You can open a savings account at a bank, credit union, Caisse populaire or trust company. Some of the most popular banks include:
Royal Bank of Canada (RBC)
Bank of Nova Scotia (Scotiabank)
Bank of Montreal (BMO)
Canadian Imperial Bank of Commerce (CIBC)
Toronto-Dominion Bank (TD)
All children up to the age of 18 can enjoy a free public school system. Tertiary education is much cheaper than that in the U.S., but a bit more expensive than that of European Universities.
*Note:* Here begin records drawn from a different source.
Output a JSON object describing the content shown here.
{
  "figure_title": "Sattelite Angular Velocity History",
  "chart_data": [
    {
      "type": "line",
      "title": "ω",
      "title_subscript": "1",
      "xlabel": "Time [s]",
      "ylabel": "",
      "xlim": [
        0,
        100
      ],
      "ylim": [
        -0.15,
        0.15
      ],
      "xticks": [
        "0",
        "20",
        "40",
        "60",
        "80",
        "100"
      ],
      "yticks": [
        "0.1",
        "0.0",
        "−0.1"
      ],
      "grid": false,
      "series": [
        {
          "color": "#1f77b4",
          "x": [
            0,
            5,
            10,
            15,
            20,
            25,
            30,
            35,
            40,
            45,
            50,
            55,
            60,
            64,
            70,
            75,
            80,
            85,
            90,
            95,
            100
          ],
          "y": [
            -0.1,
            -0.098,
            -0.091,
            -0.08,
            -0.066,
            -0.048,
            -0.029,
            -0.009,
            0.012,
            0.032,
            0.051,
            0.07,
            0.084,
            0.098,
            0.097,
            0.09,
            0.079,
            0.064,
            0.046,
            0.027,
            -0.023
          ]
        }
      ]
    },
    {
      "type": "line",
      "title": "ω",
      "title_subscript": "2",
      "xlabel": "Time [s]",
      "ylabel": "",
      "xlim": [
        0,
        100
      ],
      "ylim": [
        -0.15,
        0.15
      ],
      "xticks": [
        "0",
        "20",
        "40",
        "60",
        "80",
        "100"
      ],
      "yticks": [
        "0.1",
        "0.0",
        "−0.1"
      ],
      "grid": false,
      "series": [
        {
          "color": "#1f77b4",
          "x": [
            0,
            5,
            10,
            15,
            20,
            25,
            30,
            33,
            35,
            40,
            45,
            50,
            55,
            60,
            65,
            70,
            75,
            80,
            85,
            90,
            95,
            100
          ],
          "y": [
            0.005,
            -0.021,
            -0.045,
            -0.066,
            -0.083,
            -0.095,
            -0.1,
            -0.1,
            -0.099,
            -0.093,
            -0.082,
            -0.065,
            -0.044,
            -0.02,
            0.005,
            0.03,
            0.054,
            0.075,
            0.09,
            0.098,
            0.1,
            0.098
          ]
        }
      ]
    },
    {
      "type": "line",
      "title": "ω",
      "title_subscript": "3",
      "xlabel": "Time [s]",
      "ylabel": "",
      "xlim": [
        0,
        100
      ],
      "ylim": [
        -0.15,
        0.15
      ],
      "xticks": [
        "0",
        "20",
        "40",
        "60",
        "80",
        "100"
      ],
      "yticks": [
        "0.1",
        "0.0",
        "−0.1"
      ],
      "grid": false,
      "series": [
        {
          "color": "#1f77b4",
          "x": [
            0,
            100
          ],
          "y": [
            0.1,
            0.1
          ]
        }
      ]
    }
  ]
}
The elementary school curriculum in Canada may vary depending on the educational objectives of individual schools and local communities. Getting promoted from one grade to the next is based on tests and a student with poor performance may be required to repeat another year, while a gifted student may be allowed to skip a year. Elementary schools equip children with the fundamental skills of reading and writing, on top of other subjects such as math, science, history, geography, music, art, crafts, and physical education.
For students aged from 12 to 18 (grades 7 to 12), secondary education in Canada generally takes place in a high school, which can be divided into junior and senior high (in separate locations or in different buildings). Junior high applies for students aged 12 to 14 (grades 7 to 9) and senior high is for students who are 15 to 17 years old (grades 10 to 12). In the Quebec province, students in grades 7 to 11 attend high school before transferring to a collegiate technical college, also known as CEGEP (collége d’enseignement général et professionnel/CEGEP) for additional two to three years.
Private education allows your child to forge a deeper relationship with their teacher as classes tend to be smaller in size with individualised attention. For your child to enrol in a private school, they will have to undergo interviews and pass an entrance exam. To prepare your child for higher learning, private schools may be a better option as it is more university-oriented than public schools.
Shipping a beloved pet to Canada can be a stresssful and worrying task. Here’s a general breakdown of the costs needed to relocate with your furry friend.
Microchips and Vaccinations
Canada does not quarantine dogs or cats that arrive healthy and have the required entry documentation. They do, however, require that all pets entering Canada be vaccinated against Rabies. Other vaccinations recommended for your pets include:
For dogs: Distemper, Hepatitis, Leptospirosis, Parainfluenza and Parvovirus (DHLPP) and Bordetella.
For cats: Feline Viral Rhinotracheitis, Calicivirus and Panleukopenia (FVRCP)
These vaccinations should be implemented at least two weeks before take off.
Animal Import Documents
All pets need a health certificate stating they are healthy and fit to fly. Your USDA accredited veterinarian should complete an APHIS 7001 health certificate. This certificate must be completed by your vet within 10 days of travel.